FortiFix: A Fault Attack Aware Compiler Framework for Crypto Implementations

Fault attacks are one of the most powerful forms of cryptanalytic attack on embedded systems, that can corrupt cipher’s operations leading to a breach of confidentiality and integrity. A single precisely injected fault during the execution of a cipher can be exploited to retrieve the secret key in a few milliseconds. Naïve countermeasures introduced into implementation can lead to huge overheads, making them unusable in resource-constraint environments. On the other hand, optimized countermeasures requires significant knowledge, not just about the attack, but also on the (a) the cryptographic properties of the cipher, (b) the program structure, and (c) the underlying hardware architecture. This makes the protection against fault attacks tedious and error-prone.

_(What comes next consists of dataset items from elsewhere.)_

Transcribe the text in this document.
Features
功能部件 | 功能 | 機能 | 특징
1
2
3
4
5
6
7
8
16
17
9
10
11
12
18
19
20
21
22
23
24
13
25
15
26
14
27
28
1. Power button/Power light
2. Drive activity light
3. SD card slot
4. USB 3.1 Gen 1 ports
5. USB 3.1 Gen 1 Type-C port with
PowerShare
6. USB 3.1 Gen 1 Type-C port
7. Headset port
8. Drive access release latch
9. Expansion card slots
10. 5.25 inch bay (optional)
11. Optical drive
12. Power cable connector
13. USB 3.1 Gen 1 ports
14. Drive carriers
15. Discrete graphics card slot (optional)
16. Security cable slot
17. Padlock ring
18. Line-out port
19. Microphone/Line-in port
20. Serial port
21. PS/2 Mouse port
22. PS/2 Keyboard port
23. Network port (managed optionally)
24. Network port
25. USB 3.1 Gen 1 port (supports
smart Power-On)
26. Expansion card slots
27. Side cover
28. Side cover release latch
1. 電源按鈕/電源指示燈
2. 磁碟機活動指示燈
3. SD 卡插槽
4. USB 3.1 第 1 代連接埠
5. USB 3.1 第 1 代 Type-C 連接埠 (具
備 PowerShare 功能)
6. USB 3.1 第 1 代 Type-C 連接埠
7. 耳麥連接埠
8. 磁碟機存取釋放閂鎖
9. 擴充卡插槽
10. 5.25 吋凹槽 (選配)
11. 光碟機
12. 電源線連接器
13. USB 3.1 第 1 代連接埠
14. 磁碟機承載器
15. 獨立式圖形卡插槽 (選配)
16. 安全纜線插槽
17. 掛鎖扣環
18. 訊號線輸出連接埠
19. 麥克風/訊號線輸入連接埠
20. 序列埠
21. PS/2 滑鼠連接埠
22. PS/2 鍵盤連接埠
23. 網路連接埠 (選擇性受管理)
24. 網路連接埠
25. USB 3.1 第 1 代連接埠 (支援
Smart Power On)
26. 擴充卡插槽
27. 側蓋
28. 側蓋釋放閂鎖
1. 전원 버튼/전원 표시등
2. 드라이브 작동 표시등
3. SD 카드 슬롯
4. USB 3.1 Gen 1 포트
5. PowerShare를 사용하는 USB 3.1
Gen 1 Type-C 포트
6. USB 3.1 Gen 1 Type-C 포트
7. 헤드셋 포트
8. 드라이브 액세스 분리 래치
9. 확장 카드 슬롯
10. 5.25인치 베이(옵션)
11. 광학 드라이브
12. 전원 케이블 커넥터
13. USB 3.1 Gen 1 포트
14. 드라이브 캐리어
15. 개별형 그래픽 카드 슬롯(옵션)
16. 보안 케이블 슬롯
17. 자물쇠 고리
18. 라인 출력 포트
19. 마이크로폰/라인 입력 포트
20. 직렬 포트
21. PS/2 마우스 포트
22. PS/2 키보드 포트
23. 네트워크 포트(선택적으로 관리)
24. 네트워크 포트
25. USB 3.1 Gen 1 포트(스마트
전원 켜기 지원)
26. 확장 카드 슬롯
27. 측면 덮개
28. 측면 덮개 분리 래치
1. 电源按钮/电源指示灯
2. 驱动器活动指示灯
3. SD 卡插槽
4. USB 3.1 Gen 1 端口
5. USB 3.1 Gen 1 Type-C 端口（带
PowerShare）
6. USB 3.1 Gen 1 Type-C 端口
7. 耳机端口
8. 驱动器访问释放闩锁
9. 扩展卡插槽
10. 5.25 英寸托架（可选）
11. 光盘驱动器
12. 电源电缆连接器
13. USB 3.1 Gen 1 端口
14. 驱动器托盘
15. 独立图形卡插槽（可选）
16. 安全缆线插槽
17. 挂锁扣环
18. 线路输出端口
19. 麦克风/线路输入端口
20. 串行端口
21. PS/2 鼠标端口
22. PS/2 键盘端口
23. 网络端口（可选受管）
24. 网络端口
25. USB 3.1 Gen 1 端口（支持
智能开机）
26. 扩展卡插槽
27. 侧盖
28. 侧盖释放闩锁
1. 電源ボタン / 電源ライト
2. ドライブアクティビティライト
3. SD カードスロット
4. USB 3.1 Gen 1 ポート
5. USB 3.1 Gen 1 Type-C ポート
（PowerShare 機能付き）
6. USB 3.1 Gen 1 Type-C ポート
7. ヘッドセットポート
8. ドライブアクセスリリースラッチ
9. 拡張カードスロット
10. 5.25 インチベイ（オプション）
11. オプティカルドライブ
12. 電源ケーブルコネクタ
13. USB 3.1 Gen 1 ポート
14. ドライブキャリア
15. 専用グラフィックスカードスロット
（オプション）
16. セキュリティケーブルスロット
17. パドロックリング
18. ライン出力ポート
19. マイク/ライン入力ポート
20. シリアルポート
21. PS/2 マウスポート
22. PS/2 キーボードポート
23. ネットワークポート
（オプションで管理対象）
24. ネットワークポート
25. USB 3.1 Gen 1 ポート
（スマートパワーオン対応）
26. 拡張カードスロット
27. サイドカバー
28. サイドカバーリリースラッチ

In this paper, we introduce the first automated compiler framework named FortiFix that can detect and patch fault exploitable regions in a block cipher implementation. The framework has two phases. The pre-compilation phase identifies regions in the source code of a block cipher that are vulnerable to fault attacks. The second phase is incorporated as transformation passes in the LLVM compiler to find exploitable instructions, quantify the impact of a fault on these instructions, and finally insert appropriate countermeasures based on user defined security requirements. As a proof of concept, we have evaluated two block cipher implementations AES-128 and CLEFIA-128 on three different hardware platforms such as MSP430 (16-bit), ARM (32-bit) and RISCV (32-bit).